In the meantime, the other two brothers had also moved into the retail trade. In 1945, middle brother Jake and his wife Maxine bought the Brock Trading Post from Victor Holmes after briefly running the Stateline Trading Post a mile west of Leroy’s emporium. In order to attract passing trade, they tied burros to the gas pumps, staged cockfights and, most spectacularly, renamed it the Rattlesnake Trading Post. It did indeed have rattlesnakes as well as a café and a night club. Billboards along the highway also advertised that you could see the skeleton of a 48-foot long prehistoric reptile. Anyone who looked closely at that marvel might have wondered why it was made out of a cow skull, cow vertebrae and a good quantity of plaster.

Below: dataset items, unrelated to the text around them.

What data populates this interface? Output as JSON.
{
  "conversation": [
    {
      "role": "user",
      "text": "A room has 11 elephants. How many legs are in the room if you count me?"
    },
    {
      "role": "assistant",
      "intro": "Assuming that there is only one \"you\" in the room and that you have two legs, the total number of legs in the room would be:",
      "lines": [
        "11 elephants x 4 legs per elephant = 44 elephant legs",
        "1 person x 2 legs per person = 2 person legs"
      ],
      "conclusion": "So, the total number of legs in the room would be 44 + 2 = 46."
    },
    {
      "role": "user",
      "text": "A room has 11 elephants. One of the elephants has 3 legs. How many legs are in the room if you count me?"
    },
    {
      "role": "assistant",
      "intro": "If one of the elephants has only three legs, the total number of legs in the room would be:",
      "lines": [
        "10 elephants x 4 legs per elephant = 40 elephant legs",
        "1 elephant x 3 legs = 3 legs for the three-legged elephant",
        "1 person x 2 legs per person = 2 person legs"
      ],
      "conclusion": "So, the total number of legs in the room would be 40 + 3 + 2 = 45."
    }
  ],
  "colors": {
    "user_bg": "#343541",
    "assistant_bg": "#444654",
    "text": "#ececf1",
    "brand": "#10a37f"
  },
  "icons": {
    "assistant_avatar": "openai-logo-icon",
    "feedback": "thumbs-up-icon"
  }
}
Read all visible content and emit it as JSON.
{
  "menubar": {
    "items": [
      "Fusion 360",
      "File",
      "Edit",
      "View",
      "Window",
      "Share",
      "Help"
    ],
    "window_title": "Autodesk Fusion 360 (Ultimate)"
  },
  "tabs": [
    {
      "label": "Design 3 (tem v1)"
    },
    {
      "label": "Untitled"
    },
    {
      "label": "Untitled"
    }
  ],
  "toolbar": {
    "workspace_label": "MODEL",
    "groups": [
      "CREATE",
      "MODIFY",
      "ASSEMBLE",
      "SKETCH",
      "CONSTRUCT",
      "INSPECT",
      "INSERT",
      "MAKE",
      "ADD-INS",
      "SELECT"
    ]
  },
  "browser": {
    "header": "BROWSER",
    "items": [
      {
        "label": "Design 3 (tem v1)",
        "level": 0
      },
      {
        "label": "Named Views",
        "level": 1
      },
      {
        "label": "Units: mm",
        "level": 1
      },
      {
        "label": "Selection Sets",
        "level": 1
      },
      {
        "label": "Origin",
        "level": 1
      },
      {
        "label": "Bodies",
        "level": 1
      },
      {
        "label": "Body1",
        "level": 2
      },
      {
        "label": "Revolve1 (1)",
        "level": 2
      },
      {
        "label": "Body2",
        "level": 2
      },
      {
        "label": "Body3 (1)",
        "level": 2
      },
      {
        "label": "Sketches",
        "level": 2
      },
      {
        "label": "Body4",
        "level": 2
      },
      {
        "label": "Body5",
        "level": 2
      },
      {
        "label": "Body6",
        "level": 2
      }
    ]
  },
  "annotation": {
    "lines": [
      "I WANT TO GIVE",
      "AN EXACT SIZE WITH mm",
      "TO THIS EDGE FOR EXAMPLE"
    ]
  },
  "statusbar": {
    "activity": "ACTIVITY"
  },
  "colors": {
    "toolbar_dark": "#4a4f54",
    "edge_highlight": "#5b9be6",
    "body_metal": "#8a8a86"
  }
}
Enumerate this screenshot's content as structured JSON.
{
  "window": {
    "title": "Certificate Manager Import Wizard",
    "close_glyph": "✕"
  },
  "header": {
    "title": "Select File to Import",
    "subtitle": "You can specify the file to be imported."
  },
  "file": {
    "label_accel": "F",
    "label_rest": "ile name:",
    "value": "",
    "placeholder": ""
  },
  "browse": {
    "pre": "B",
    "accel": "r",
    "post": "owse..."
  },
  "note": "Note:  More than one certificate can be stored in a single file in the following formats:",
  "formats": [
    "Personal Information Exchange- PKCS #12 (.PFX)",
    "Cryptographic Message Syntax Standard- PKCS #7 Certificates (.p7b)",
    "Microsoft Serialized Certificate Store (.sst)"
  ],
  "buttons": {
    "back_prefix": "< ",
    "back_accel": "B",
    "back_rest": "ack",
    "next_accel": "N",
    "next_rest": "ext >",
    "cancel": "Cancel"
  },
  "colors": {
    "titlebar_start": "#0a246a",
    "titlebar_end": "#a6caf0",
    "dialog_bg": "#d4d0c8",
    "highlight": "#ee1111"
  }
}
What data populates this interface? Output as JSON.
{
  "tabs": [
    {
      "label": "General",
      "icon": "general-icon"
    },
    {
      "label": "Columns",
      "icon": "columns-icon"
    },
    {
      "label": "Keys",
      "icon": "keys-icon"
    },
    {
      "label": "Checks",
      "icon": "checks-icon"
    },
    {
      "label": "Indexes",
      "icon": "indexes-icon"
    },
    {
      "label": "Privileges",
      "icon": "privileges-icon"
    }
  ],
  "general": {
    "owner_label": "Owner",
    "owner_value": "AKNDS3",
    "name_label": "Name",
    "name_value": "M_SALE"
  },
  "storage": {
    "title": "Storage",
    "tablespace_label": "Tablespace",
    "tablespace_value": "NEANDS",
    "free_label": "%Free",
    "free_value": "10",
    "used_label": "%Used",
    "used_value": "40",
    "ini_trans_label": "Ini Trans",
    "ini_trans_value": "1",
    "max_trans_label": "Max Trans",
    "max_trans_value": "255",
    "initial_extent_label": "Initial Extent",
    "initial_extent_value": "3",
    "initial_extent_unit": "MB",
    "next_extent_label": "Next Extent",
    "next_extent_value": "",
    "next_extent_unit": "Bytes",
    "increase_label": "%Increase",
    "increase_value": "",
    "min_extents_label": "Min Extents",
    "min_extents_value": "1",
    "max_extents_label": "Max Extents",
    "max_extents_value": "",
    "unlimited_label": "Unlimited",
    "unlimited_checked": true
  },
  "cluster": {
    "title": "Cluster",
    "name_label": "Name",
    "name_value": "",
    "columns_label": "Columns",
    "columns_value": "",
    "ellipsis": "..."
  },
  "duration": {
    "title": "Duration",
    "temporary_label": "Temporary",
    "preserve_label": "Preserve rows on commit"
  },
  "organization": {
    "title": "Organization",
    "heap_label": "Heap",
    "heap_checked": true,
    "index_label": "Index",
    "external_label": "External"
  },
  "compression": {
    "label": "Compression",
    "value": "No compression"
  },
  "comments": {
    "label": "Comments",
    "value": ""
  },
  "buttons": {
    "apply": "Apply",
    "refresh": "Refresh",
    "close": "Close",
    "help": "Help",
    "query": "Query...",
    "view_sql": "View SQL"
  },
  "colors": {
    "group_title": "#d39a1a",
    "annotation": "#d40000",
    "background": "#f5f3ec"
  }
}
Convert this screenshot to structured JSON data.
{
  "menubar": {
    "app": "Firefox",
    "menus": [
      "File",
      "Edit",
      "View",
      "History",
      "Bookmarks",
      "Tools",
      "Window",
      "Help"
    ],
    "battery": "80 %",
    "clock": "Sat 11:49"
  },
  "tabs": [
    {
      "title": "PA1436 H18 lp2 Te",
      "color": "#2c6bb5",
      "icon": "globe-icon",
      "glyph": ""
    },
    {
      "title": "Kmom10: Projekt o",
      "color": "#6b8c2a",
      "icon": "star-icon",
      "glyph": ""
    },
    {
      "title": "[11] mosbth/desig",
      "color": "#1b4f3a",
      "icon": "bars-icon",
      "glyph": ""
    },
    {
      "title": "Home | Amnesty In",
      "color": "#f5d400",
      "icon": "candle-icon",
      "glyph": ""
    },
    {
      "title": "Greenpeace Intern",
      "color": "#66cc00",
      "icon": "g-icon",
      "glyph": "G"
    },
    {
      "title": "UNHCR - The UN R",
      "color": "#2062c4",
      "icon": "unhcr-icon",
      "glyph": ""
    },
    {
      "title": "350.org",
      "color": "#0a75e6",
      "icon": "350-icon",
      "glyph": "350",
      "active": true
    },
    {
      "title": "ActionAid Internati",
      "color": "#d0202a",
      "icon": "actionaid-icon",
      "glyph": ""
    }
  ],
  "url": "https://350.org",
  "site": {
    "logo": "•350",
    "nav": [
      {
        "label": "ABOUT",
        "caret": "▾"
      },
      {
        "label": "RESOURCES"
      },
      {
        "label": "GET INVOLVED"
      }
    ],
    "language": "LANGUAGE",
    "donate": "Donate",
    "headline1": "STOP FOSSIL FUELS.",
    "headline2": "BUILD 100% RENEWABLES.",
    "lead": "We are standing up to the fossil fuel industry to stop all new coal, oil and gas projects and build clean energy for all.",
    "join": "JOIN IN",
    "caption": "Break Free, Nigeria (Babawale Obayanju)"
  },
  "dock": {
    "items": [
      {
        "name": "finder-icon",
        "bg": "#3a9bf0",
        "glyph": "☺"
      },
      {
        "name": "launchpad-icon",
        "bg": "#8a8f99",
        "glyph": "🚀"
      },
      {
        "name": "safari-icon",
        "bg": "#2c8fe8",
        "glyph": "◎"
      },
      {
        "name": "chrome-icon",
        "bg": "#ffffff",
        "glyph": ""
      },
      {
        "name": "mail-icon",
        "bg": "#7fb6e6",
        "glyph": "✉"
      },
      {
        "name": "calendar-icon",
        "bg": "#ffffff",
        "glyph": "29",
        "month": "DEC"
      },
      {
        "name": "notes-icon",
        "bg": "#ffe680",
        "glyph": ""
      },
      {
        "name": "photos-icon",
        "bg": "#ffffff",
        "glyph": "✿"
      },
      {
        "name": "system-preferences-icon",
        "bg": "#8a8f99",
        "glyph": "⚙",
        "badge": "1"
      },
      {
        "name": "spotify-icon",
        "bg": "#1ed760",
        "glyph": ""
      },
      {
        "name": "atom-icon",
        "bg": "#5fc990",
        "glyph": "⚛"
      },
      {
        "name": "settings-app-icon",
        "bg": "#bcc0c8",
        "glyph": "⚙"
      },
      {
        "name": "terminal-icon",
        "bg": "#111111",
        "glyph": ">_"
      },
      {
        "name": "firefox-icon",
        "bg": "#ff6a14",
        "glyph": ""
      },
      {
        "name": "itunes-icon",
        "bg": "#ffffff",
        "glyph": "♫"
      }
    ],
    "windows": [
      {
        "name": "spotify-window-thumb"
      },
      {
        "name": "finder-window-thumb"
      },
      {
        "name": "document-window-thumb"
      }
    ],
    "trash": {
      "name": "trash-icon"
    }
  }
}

JAKE ATKINSON'S RATTLE SNAKE TRADING POST AT BLUEWATER, NEW MEXICO. C.1952

In 1951, Jake and Maxine sold the trading post to her sister and brother-in-law who kept the name, if not the reptile gardens. But it had clearly given Herman, the youngest brother, an idea. Arriving home from the services, he decided to start his own reptile-inspired ranch. On 1st May 1946, 26-year-old Herman and his 24-year-old wife, Phyllis, opened the Lost Canyon Trading Post a mile and a half east of Grants near what is now Airport Road. To attract trade, they bought two baby boa constrictors which they advertised as the ‘Den of Death’. When the pair of snakes brought in more customers than the souvenirs, he decided to build a large reptile house and charge admission. By the early 1950s, Atkinson’s Cobra Gardens had around 300-400 snakes, including rattlesnakes, anacondas, pythons and cobras. It was the collection of cobras in the USA and attracted thousands of visitors from both home and abroad.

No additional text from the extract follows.